Представления Дарси Томпсона о тех силах, которые придают форму живым объектам, ближе чего угодно еще в биологии подводили к рассмотрению динамических систем. Он мыслил жизнь такой, какая она есть: всегда пребывающей в движении, постоянно реагирующей на ритмы – «скрытые в глубине ритмы роста», которые порождают, по его мнению, универсальные формы
[268]. Ученый считал, что исследует не материальные формы вещей, а их динамику – «интерпретацию изменения энергии на языке силы»
[269]. Томпсон достаточно ориентировался в математике, чтобы понять: каталогизация форм ничего не доказывает.
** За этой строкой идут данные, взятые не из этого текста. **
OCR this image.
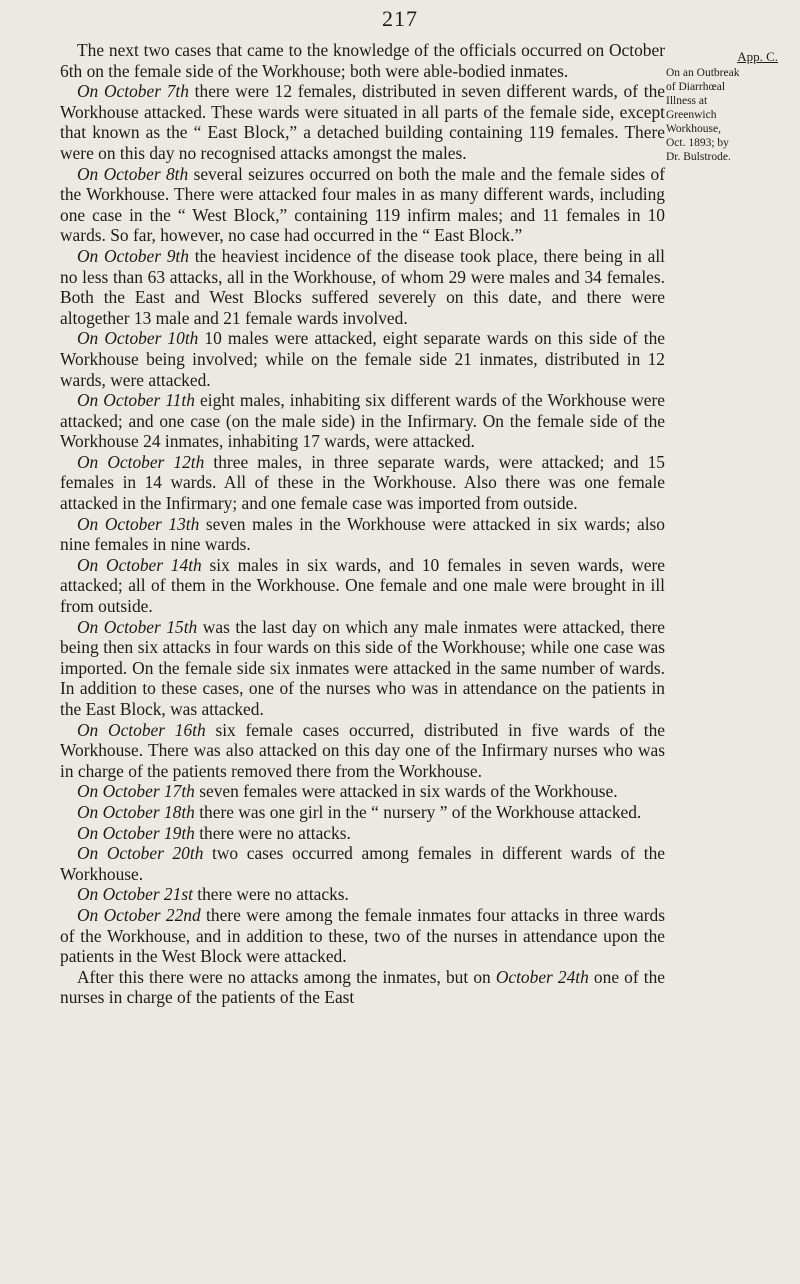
217
App. C.
On an Outbreak
of Diarrhœal
Illness at
Greenwich
Workhouse,
Oct. 1893; by
Dr. Bulstrode.

The next two cases that came to the knowledge of the officials occurred on October 6th on the female side of the Workhouse; both were able-bodied inmates.

On October 7th there were 12 females, distributed in seven different wards, of the Workhouse attacked. These wards were situated in all parts of the female side, except that known as the “ East Block,” a detached building containing 119 females. There were on this day no recognised attacks amongst the males.

On October 8th several seizures occurred on both the male and the female sides of the Workhouse. There were attacked four males in as many different wards, including one case in the “ West Block,” containing 119 infirm males; and 11 females in 10 wards. So far, however, no case had occurred in the “ East Block.”

On October 9th the heaviest incidence of the disease took place, there being in all no less than 63 attacks, all in the Workhouse, of whom 29 were males and 34 females. Both the East and West Blocks suffered severely on this date, and there were altogether 13 male and 21 female wards involved.

On October 10th 10 males were attacked, eight separate wards on this side of the Workhouse being involved; while on the female side 21 inmates, distributed in 12 wards, were attacked.

On October 11th eight males, inhabiting six different wards of the Workhouse were attacked; and one case (on the male side) in the Infirmary. On the female side of the Workhouse 24 inmates, inhabiting 17 wards, were attacked.

On October 12th three males, in three separate wards, were attacked; and 15 females in 14 wards. All of these in the Workhouse. Also there was one female attacked in the Infirmary; and one female case was imported from outside.

On October 13th seven males in the Workhouse were attacked in six wards; also nine females in nine wards.

On October 14th six males in six wards, and 10 females in seven wards, were attacked; all of them in the Workhouse. One female and one male were brought in ill from outside.

On October 15th was the last day on which any male inmates were attacked, there being then six attacks in four wards on this side of the Workhouse; while one case was imported. On the female side six inmates were attacked in the same number of wards. In addition to these cases, one of the nurses who was in attendance on the patients in the East Block, was attacked.

On October 16th six female cases occurred, distributed in five wards of the Workhouse. There was also attacked on this day one of the Infirmary nurses who was in charge of the patients removed there from the Workhouse.

On October 17th seven females were attacked in six wards of the Workhouse.

On October 18th there was one girl in the “ nursery ” of the Workhouse attacked.

On October 19th there were no attacks.

On October 20th two cases occurred among females in different wards of the Workhouse.

On October 21st there were no attacks.

On October 22nd there were among the female inmates four attacks in three wards of the Workhouse, and in addition to these, two of the nurses in attendance upon the patients in the West Block were attacked.

After this there were no attacks among the inmates, but on October 24th one of the nurses in charge of the patients of the East
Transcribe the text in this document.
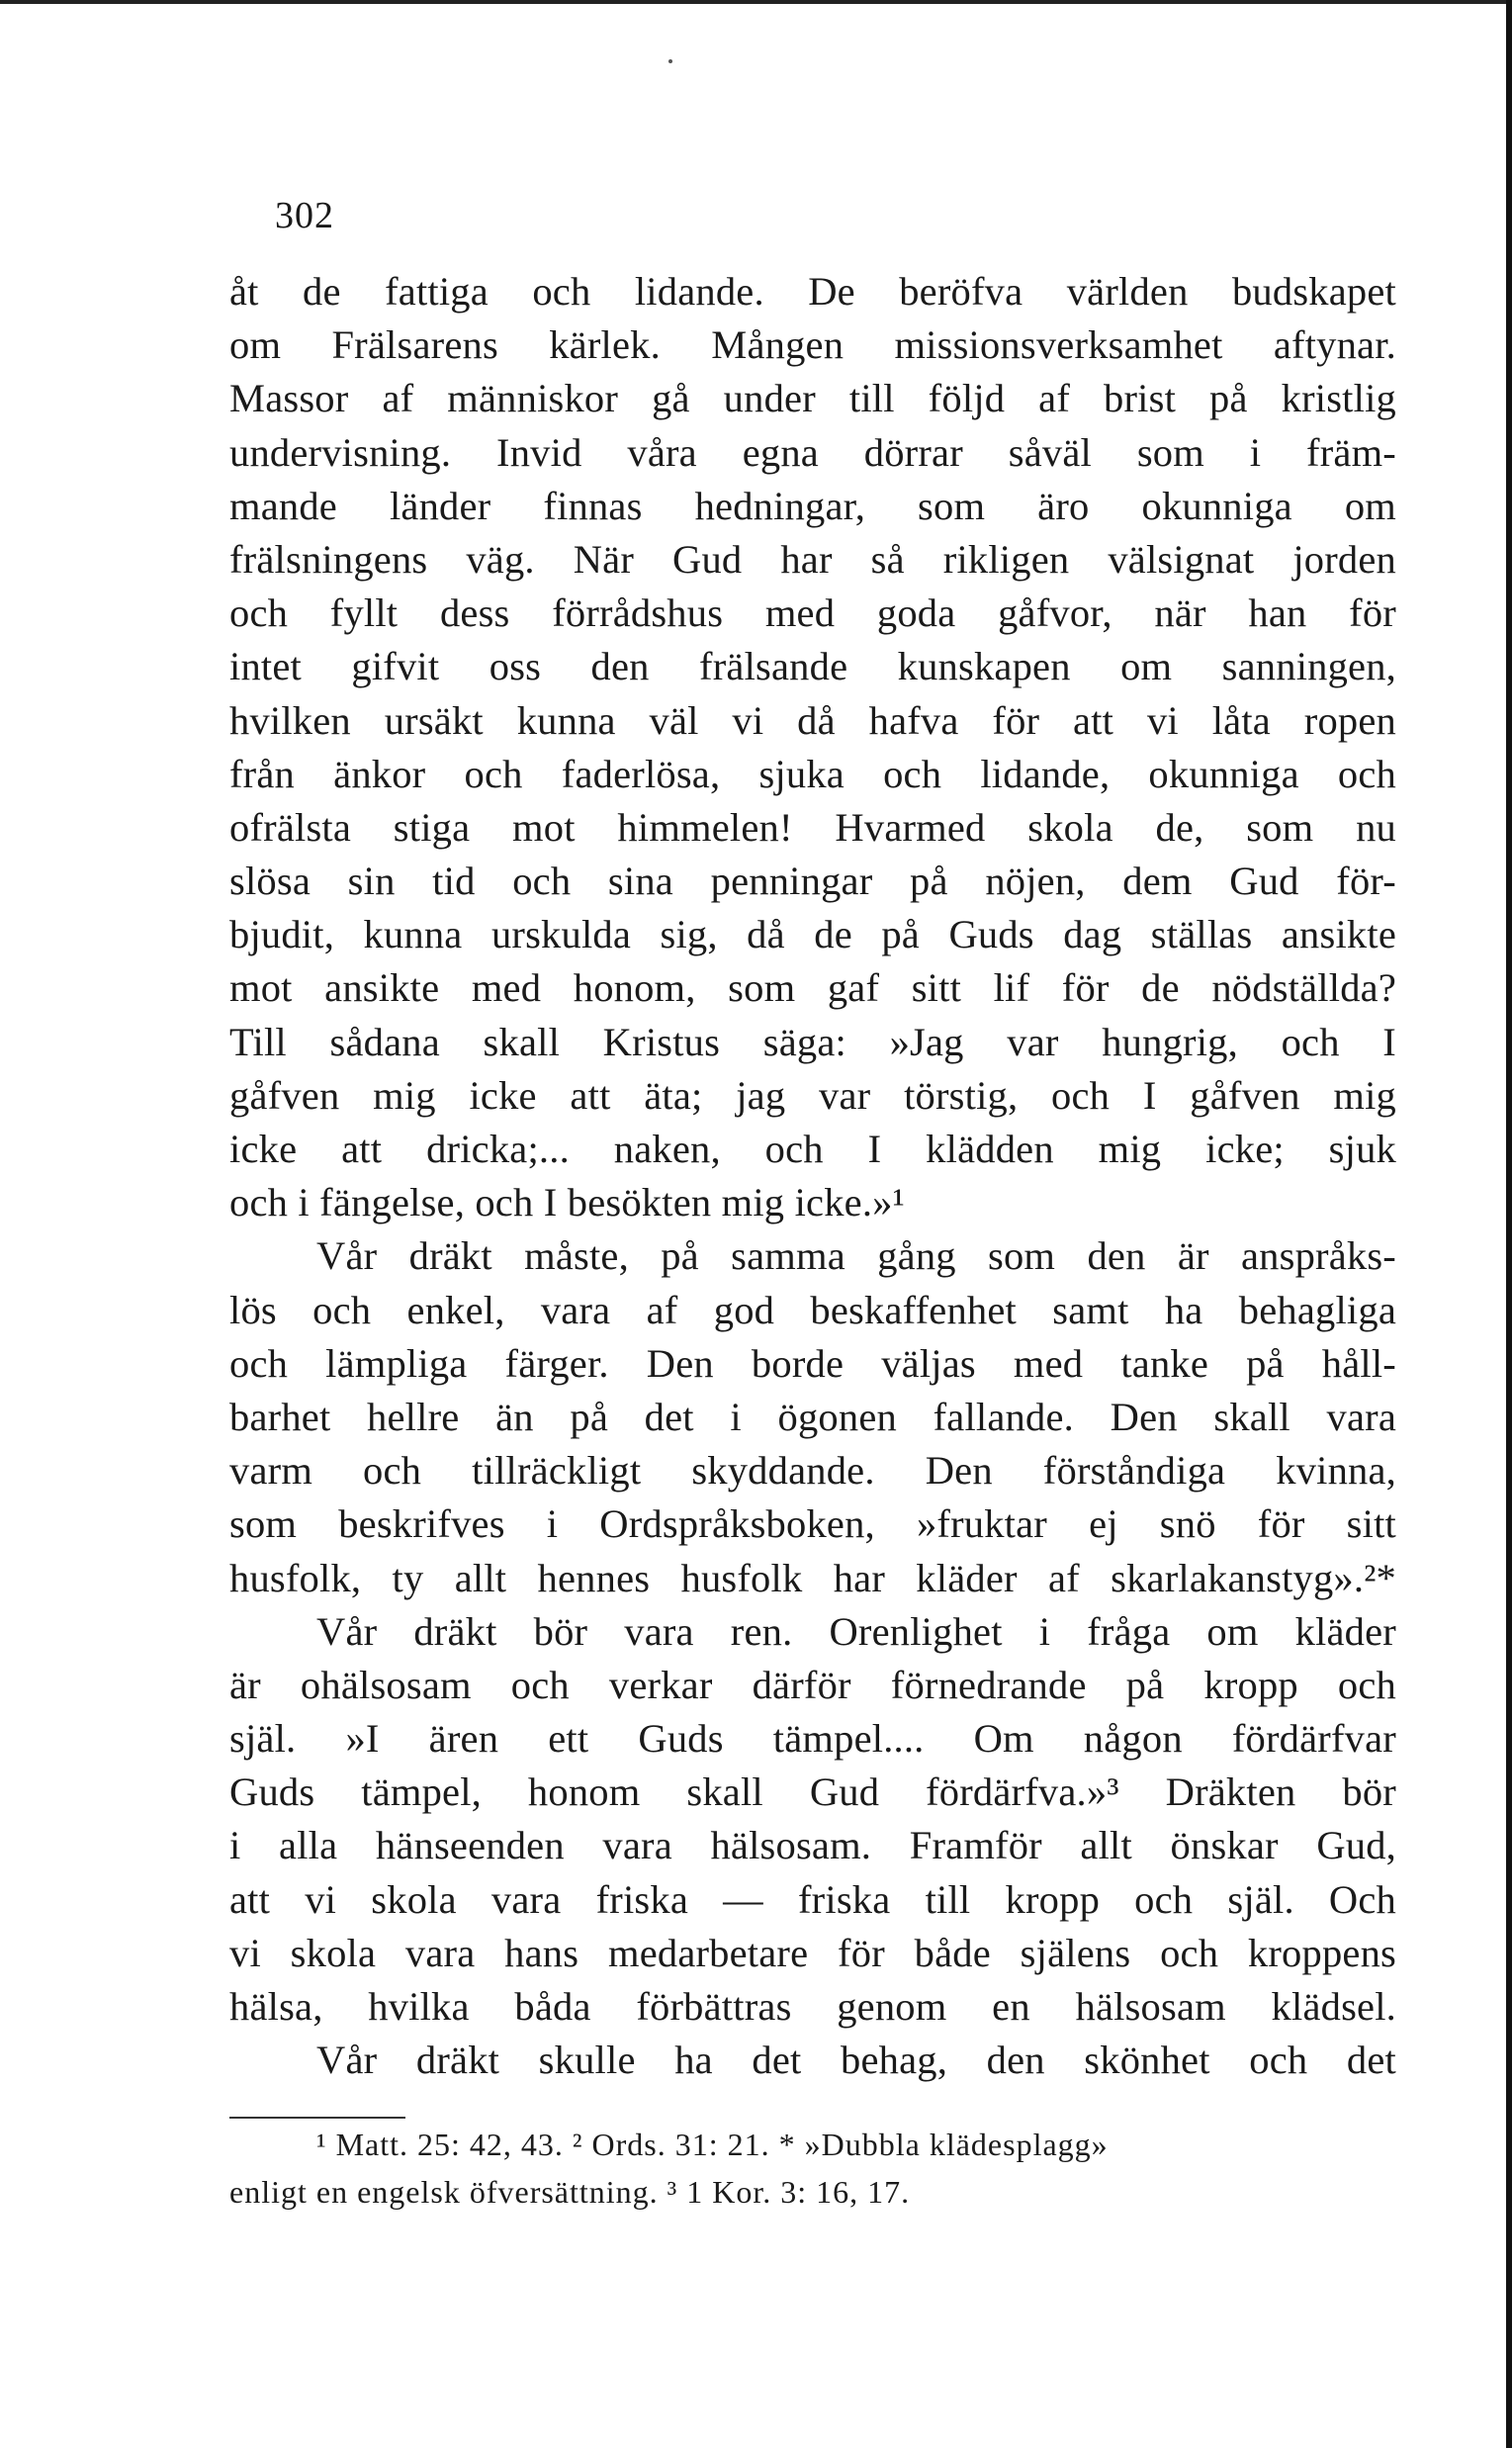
302
åt de fattiga och lidande. De beröfva världen budskapet
om Frälsarens kärlek. Mången missionsverksamhet aftynar.
Massor af människor gå under till följd af brist på kristlig
undervisning. Invid våra egna dörrar såväl som i främ-
mande länder finnas hedningar, som äro okunniga om
frälsningens väg. När Gud har så rikligen välsignat jorden
och fyllt dess förrådshus med goda gåfvor, när han för
intet gifvit oss den frälsande kunskapen om sanningen,
hvilken ursäkt kunna väl vi då hafva för att vi låta ropen
från änkor och faderlösa, sjuka och lidande, okunniga och
ofrälsta stiga mot himmelen! Hvarmed skola de, som nu
slösa sin tid och sina penningar på nöjen, dem Gud för-
bjudit, kunna urskulda sig, då de på Guds dag ställas ansikte
mot ansikte med honom, som gaf sitt lif för de nödställda?
Till sådana skall Kristus säga: »Jag var hungrig, och I
gåfven mig icke att äta; jag var törstig, och I gåfven mig
icke att dricka;... naken, och I klädden mig icke; sjuk
och i fängelse, och I besökten mig icke.»¹
Vår dräkt måste, på samma gång som den är anspråks-
lös och enkel, vara af god beskaffenhet samt ha behagliga
och lämpliga färger. Den borde väljas med tanke på håll-
barhet hellre än på det i ögonen fallande. Den skall vara
varm och tillräckligt skyddande. Den förståndiga kvinna,
som beskrifves i Ordspråksboken, »fruktar ej snö för sitt
husfolk, ty allt hennes husfolk har kläder af skarlakanstyg».²*
Vår dräkt bör vara ren. Orenlighet i fråga om kläder
är ohälsosam och verkar därför förnedrande på kropp och
själ. »I ären ett Guds tämpel.... Om någon fördärfvar
Guds tämpel, honom skall Gud fördärfva.»³ Dräkten bör
i alla hänseenden vara hälsosam. Framför allt önskar Gud,
att vi skola vara friska — friska till kropp och själ. Och
vi skola vara hans medarbetare för både själens och kroppens
hälsa, hvilka båda förbättras genom en hälsosam klädsel.
Vår dräkt skulle ha det behag, den skönhet och det
¹ Matt. 25: 42, 43. ² Ords. 31: 21. * »Dubbla klädesplagg»
enligt en engelsk öfversättning. ³ 1 Kor. 3: 16, 17.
Но также он был в большой степени поэтом, чтобы поверить, что ни случайность, ни цель не объясняют поразительную универсальность форм, выявленных им за долгие годы наблюдения природы. Объяснение скрывалось в физических законах, которые регулируют силы и рост непостижимым для человеческого разума образом. Снова Платон! За конкретными видимыми формами вещества должны лежать некие призрачные очертания, невидимые лекала. Формы в движении.
Либхабер выбрал для своего эксперимента жидкий гелий, имевший чрезвычайно малую вязкость, благодаря чему вращение жидкости начиналось при малейшем толчке. Аналогичный опыт с текучей средой средней вязкости, вроде воды или воздуха, требовал бы гораздо большей емкости. Низкая вязкость позволяла ученому сделать конструкцию более чувствительной к нагреванию. Для инициирования конвекции в ячейке, размеры которой измерялись миллиметрами, между температурами верхней и нижней поверхностей требовалась разница лишь в тысячную долю градуса. Именно поэтому экспериментатор сделал ячейку столь крошечной; в объеме покрупней, где жидкий гелий мог бы вращаться в большем пространстве, аналогичные движения жидкости потребовали бы еще меньшего нагрева. Так, в ячейке, у которой каждая сторона была бы в десять раз больше, то есть в тысячу раз большей по объему (размером с крупную виноградину), конвекция начиналась бы уже при разнице температур в одну миллионную долю градуса. Подобными ничтожнейшими температурными вариациями нельзя было бы управлять.